Monday, 8 September 2014

Rough Justice on the Left!

ON the 8th, August the former Scottish correspondent of the Morning Star posted the following post on his Blog:

'My name’s Rory MacKinnon, and I’ve been a reporter for the Morning Star for three years now. It’s given me a lot of pride to see how readers and supporters believe so strongly in the paper, from donating what cash they can to hawking it in the streets on miserable Saturday afternoons. I was proud to represent a “broad paper of the left”, as my editor Richard Bagley always put it: a paper that saw feminism, LGBTQ issues, racial politics and the like as integral to its coverage of class struggle.

'It’s for this reason that I thought I would have my editor’s support in following up domestic violence allegations against the Rail, Maritime and Transport union’s assistant general secretary Steve Hedley. Instead the Morning Star’s management threatened me with the sack, hauled me through a disciplinary hearing and placed me on a final written warning.

'If you want to see my reasons for writing this, skip to the bottom. But I’m a reporter, and in my mind the most important thing is that you all know exactly what’s happened behind closed doors. So let’s get on with it.'

On the 30th, August Private Eye No.1373 published the following report on this matter by 'Blackleg' :

'LAST MONTH the Communist Morning Star gave space and prominence to a demand by Women’s Aid that Tory MP David Ruffley must face “strong disciplinary sanction” for assaulting his ex-partner. Short shrift was given to his claim that because the ex-partner had accepted his apology no more needed to be done. As readers were reminded: "Domestic violence is a criminal, not a private matter."

'Well, if it’s committed by a Tory MP, that is. When the alleged perpetrator is a senior trade union official, the Morning Star will discipline any of its hacks who has the temerity to pursue the story. That is what it did to Rory MacKinnon, its Scotland correspondent, who quit last week after three years on the paper.In March this year MacKinnon was sent to cover a women’s conference in Glasgow organised by the RMT transport union.

'For months, women he knew in the union had been talking about Caroline Leneghan, an RMT member who had written a blog-post about the violence allegedly inflicted on her by Steve Hedley, the RMT’s assistant general secretary, with whom she was in a relationship until last year. On one occasion, she wrote, he “threw me around by my hair and pinned me to the floor repeatedly punching me in the face”. She published photos taken at the time, showing her horrendously bruised and swollen face. Finding himself attending an RMT women’s conference – and one at which the RMT was launching its new policy on, er, domestic violence – MacKinnon thought it a good moment to ask if the union’s refusal to hold a proper investigation into the allegations against its assistant general secretary might affect female members’ perception of the union.
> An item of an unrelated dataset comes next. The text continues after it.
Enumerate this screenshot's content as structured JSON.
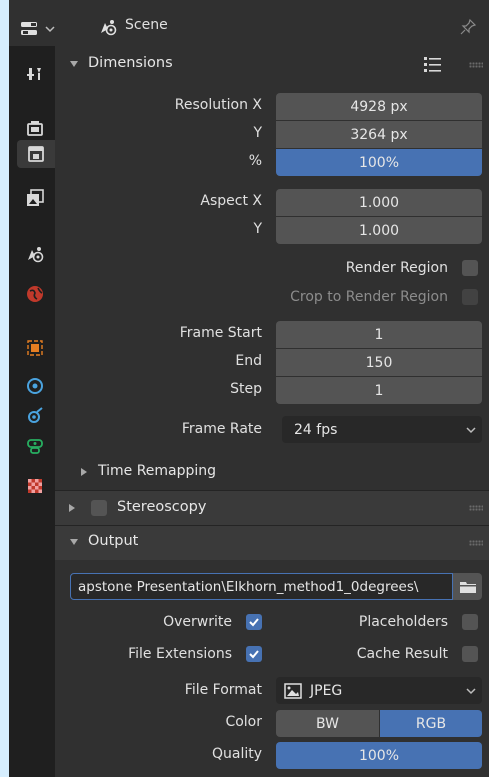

He put the question at a Q&A session with the union’s national organising co-ordinator Alan Pottage, who declined to answer. Soon afterwards, however, the hack was forcibly ejected from the conference.

'The next day, Morning Star editor Richard Bagley told MacKinnon he was being suspended while his bosses investigated allegations of “gross misconduct” and “bringing the paper into disrepute”. A month later he was summoned to London for a disciplinary hearing, with the company secretary Tony Briscoe acting as prosecution counsel and Bagley sitting as judge. Briscoe told MacKinnon the question he’d put to the RMT official “feels more like something a Daily Mail reporter would ask than someone from the Morning Star. You should have known better. This indicates a lack of journalistic etiquette and has damaged our relationship with the trade union movement.” The public had “no right to know” about whatever occurred between Hedley and Leneghan...'

On the 26th, July, Rory MacKinnon had handed in his resignation to the Morning Star and went public with his story claiming the public had a right to know.  The two men who had castigated him at the Morning Star, Bagley and Bristoe, were not far behind stepping down days later:  Bagley resigned the editorship for 'family reasons', and Briscoe retired.

Since then Steve Hedley wrote the following letter protesting his innocence in last Thursday's issue of Private Eye No. 1374 (5th, September):
'I was very disappointed that you published  TUC News in Eye 1373 without contacting me to check this story out.  It refers to allegations of domestic violence made against me two years ago, about an incident that happened three years ago, by a lady with whom I was previously in a relationship. 

'I have never been guity of violent behaviour.  These allegations were investigated by the RMT union, which found that I had "no case to answer"; they were also considered by the police, who likewise decided to take no action.

'On the matter of Rory MacKinnon, the Morning Star reporter, he asked his question at a conference to someone who had no knowledge of the investigation and couldn't provide an answer.  Had he contacted me, which he didn't, I would have provided him with the correct information.

'Believe it or not I am a big fan of Private Eye and usually your work is much better researched than this.  I now wish you to publish this reply in the interests of fairness and to clear my name.'

It is unlikely that Comrade Hedley will live this down despite his protestations, and it is understood that he has already resigned from the Socialist Party over this issue.